Comment by pdonis

2 years ago

It's a fair point that Python minor version changes can and do involve removal of previously deprecated APIs, which would break old code that used those APIs.

That said, when I look through the 3.11 release notes you refer to, I see basically three categories of such changes:

- Items that were deprecated very early in Python 3 development (3.2, for example). Since 3.3 was the first basically usable Python 3 version, I doubt there is much legacy Python 3 code that will be broken by these changes.

- Items related to early versions of new APIs introduced in Python 3 (for example, deprecating early versions of the async APIs now that async development has settled on later ones that were found to work better). These sorts of breaking changes can be avoided by not using APIs that are basically experimental and are declared to be so (as the early async APIs were).

- Items related to supporting old OSs or data formats that nobody really uses any more.

So, while these are, strictly speaking, breaking changes, I still don't think that "constant breaking changes" is a good description of the general state of Python development.

Python's changes between releases are not limited to removing deprecated APIs. Sometimes semantics changes in breaking ways, or new reserved words crop up, etc. etc. It certainly is Russian roulette trying to run python code on any version other than the one it was written for.

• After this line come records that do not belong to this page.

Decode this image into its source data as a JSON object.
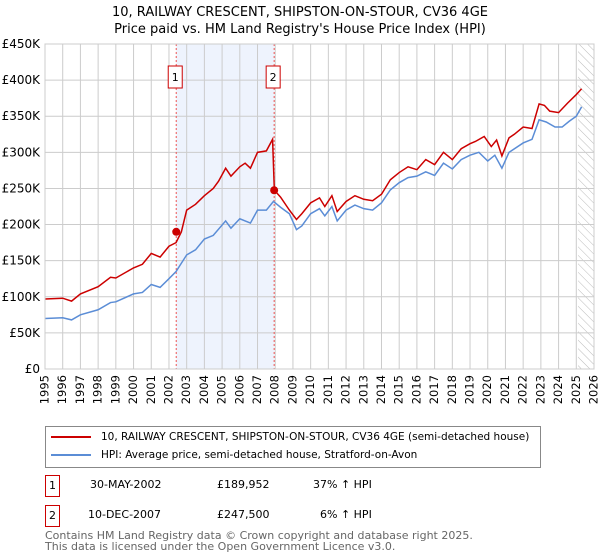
{
  "chart_data": {
    "type": "line",
    "title": "10, RAILWAY CRESCENT, SHIPSTON-ON-STOUR, CV36 4GE",
    "subtitle": "Price paid vs. HM Land Registry's House Price Index (HPI)",
    "xlim": [
      1995,
      2026
    ],
    "ylim": [
      0,
      450000
    ],
    "y_ticks": [
      {
        "v": 0,
        "l": "£0"
      },
      {
        "v": 50000,
        "l": "£50K"
      },
      {
        "v": 100000,
        "l": "£100K"
      },
      {
        "v": 150000,
        "l": "£150K"
      },
      {
        "v": 200000,
        "l": "£200K"
      },
      {
        "v": 250000,
        "l": "£250K"
      },
      {
        "v": 300000,
        "l": "£300K"
      },
      {
        "v": 350000,
        "l": "£350K"
      },
      {
        "v": 400000,
        "l": "£400K"
      },
      {
        "v": 450000,
        "l": "£450K"
      }
    ],
    "x_ticks": [
      "1995",
      "1996",
      "1997",
      "1998",
      "1999",
      "2000",
      "2001",
      "2002",
      "2003",
      "2004",
      "2005",
      "2006",
      "2007",
      "2008",
      "2009",
      "2010",
      "2011",
      "2012",
      "2013",
      "2014",
      "2015",
      "2016",
      "2017",
      "2018",
      "2019",
      "2020",
      "2021",
      "2022",
      "2023",
      "2024",
      "2025",
      "2026"
    ],
    "grid": true,
    "series": [
      {
        "name": "10, RAILWAY CRESCENT, SHIPSTON-ON-STOUR, CV36 4GE (semi-detached house)",
        "color": "#cc0000",
        "x": [
          1995,
          1996,
          1996.5,
          1997,
          1998,
          1998.7,
          1999,
          2000,
          2000.5,
          2001,
          2001.5,
          2002,
          2002.4,
          2002.7,
          2003,
          2003.5,
          2004,
          2004.5,
          2004.8,
          2005.2,
          2005.5,
          2006,
          2006.3,
          2006.6,
          2007,
          2007.5,
          2007.85,
          2007.95,
          2008.3,
          2008.8,
          2009.2,
          2009.5,
          2010,
          2010.5,
          2010.8,
          2011.2,
          2011.5,
          2012,
          2012.5,
          2013,
          2013.5,
          2014,
          2014.5,
          2015,
          2015.5,
          2016,
          2016.5,
          2017,
          2017.5,
          2018,
          2018.5,
          2019,
          2019.3,
          2019.8,
          2020.2,
          2020.5,
          2020.8,
          2021.2,
          2021.5,
          2022,
          2022.5,
          2022.9,
          2023.2,
          2023.5,
          2024,
          2024.5,
          2025,
          2025.3
        ],
        "y": [
          97000,
          98000,
          94000,
          104000,
          114000,
          127000,
          126000,
          140000,
          145000,
          160000,
          155000,
          170000,
          175000,
          189952,
          220000,
          228000,
          240000,
          250000,
          260000,
          278000,
          267000,
          280000,
          285000,
          278000,
          300000,
          302000,
          318000,
          247500,
          238000,
          220000,
          207000,
          215000,
          230000,
          237000,
          225000,
          240000,
          218000,
          232000,
          240000,
          235000,
          233000,
          242000,
          262000,
          272000,
          280000,
          276000,
          290000,
          283000,
          300000,
          290000,
          305000,
          312000,
          315000,
          322000,
          308000,
          317000,
          295000,
          320000,
          325000,
          335000,
          333000,
          367000,
          365000,
          357000,
          355000,
          368000,
          380000,
          388000
        ]
      },
      {
        "name": "HPI: Average price, semi-detached house, Stratford-on-Avon",
        "color": "#5b8dd6",
        "x": [
          1995,
          1996,
          1996.5,
          1997,
          1998,
          1998.7,
          1999,
          2000,
          2000.5,
          2001,
          2001.5,
          2002,
          2002.4,
          2003,
          2003.5,
          2004,
          2004.5,
          2005.2,
          2005.5,
          2006,
          2006.6,
          2007,
          2007.5,
          2007.9,
          2008.3,
          2008.8,
          2009.2,
          2009.5,
          2010,
          2010.5,
          2010.8,
          2011.2,
          2011.5,
          2012,
          2012.5,
          2013,
          2013.5,
          2014,
          2014.5,
          2015,
          2015.5,
          2016,
          2016.5,
          2017,
          2017.5,
          2018,
          2018.5,
          2019,
          2019.5,
          2020,
          2020.4,
          2020.8,
          2021.2,
          2022,
          2022.5,
          2022.9,
          2023.3,
          2023.8,
          2024.2,
          2024.6,
          2025,
          2025.3
        ],
        "y": [
          70000,
          71000,
          68000,
          75000,
          82000,
          92000,
          93000,
          104000,
          106000,
          117000,
          113000,
          125000,
          135000,
          158000,
          165000,
          180000,
          185000,
          205000,
          195000,
          208000,
          202000,
          220000,
          220000,
          232000,
          224000,
          215000,
          193000,
          198000,
          215000,
          222000,
          212000,
          225000,
          205000,
          220000,
          227000,
          222000,
          220000,
          230000,
          248000,
          258000,
          265000,
          267000,
          273000,
          268000,
          285000,
          277000,
          290000,
          296000,
          300000,
          288000,
          296000,
          278000,
          300000,
          313000,
          318000,
          345000,
          342000,
          335000,
          335000,
          343000,
          350000,
          363000
        ]
      }
    ],
    "annotations": [
      {
        "label": "1",
        "x": 2002.41,
        "y": 189952
      },
      {
        "label": "2",
        "x": 2007.94,
        "y": 247500
      }
    ],
    "shaded_range": [
      2002.41,
      2007.94
    ],
    "hatched_from": 2025.1
  },
  "legend": {
    "items": [
      {
        "label": "10, RAILWAY CRESCENT, SHIPSTON-ON-STOUR, CV36 4GE (semi-detached house)",
        "color": "#cc0000"
      },
      {
        "label": "HPI: Average price, semi-detached house, Stratford-on-Avon",
        "color": "#5b8dd6"
      }
    ]
  },
  "transactions": [
    {
      "num": "1",
      "date": "30-MAY-2002",
      "price": "£189,952",
      "hpi": "37% ↑ HPI"
    },
    {
      "num": "2",
      "date": "10-DEC-2007",
      "price": "£247,500",
      "hpi": "6% ↑ HPI"
    }
  ],
  "footer": {
    "line1": "Contains HM Land Registry data © Crown copyright and database right 2025.",
    "line2": "This data is licensed under the Open Government Licence v3.0."
  }
}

For me switching to Python 3.11 was really tough because of various legacy stuff removals (like coroutine decorators etc). While my code did not use these, the dependencies did. For some dependencies I had to switch to different libraries altogether - and that required rewriting my code to work with them.

There was also some time in the past when async became a keyword. It turned out many packages had variables named async and that caused quite a bit of pain too.